Le contraste entre les cris des Etats-Unis sur « l’agression russe » en Géorgie et son soutien pour l’agression israélienne au Liban est particulièrement instructif.

La secrétaire d’État Condoleeza Rice avait notablement retardé un cessez-le-feu dans le conflit libanais, visitant Beyrouth alors que des tanks israéliens et des avions de combats étaient en train de ravager le sud du Liban et rejetant les appels du gouvernement libanais, appuyé par les Etats-Unis, en faveur d’une intervention. Israël avait le droit de défendre ses intérêts avant d’être forcé de battre en retraite, soutenait-elle. Mais, en Géorgie, Rice a déclaré qu’un cessez-le-feu était nécessaire de manière urgente et qu’il devait précéder toute autre action.

Ces arguments malhonnêtes visent des objectifs autant intérieurs qu’internationaux. L’administration Bush cherche à alimenter une atmosphère qui évoque la Guerre froide. Cela est largement vu dans les cercles dirigeants de droite comme étant la seule façon d’amener une victoire du candidat présidentiel républicain John McCain, dans des conditions où l’administration Bush et le parti républicain sont largement haïs. (Un sondage publié mardi montre que 41 pourcent des américains voient Bush comme étant le pire président de l’histoire des Etats-Unis, alors que 68 pourcent veulent le retrait complet des troupes de l’Irak d’ici un an).

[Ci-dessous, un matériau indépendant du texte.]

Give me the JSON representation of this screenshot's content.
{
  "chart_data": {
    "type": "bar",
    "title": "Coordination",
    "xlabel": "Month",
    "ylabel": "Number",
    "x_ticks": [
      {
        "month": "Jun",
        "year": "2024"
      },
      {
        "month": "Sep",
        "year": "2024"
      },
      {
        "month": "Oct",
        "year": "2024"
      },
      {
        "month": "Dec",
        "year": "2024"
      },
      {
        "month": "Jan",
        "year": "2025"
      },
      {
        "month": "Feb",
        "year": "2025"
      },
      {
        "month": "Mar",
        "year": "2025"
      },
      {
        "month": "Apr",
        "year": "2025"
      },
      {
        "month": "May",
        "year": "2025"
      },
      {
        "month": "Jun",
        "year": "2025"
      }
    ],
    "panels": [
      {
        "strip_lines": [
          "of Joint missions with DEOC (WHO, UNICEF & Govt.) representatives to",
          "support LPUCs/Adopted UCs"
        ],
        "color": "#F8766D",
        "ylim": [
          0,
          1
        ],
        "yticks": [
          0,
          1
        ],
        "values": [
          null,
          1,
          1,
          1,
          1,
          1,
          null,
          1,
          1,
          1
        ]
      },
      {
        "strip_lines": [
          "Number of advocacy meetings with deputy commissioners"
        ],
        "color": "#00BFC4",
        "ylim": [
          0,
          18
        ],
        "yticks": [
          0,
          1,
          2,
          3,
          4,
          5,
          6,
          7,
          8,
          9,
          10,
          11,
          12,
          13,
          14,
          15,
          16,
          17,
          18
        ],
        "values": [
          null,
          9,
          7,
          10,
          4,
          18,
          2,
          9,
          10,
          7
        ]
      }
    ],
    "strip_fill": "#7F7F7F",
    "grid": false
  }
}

L’administration Bush veut que l’élection de novembre soit tenu e dans un environnement de crise internationale, afin d’intimider et de dévier l’opposition populaire à la guerre en Irak, aux politiques sociales réactionnaires de Bush et à la crise économique grandissante. L’idée est d’avoir une autre élection sur la « sécurité nationale » qui favoriserait McCain, dont la campagne est largement basée sur son passé militaire et sa supposée expérience en matière de politique étrangère.

Les démocrates, incluant leur candidat présidentiel Barack Obama, tentent tant bien que mal d’égaler la rhétorique provocatrice et belliqueuse de l’administration Bush et de McCain, dénonçant la Russie dans des termes similaires et faisant écho à la demande de l’administration Bush concernant l’admission de la Géorgie dans l’OTAN—quelque chose que la Russie considère comme une menace intolérable à sa sécurité.

Les reportages biaisés tant à la télé que dans les journaux libéraux (New York Times) et conservateurs (le Wall Street Journal) qui tentent d’alimenter les sentiments anti-russes sont conçus pour conditionner l’opinion publique à une escalade majeure de la poussée de Washington pour établir l’hégémonie américaine sur le Caucase et les régions avoisinantes riches en pétrole.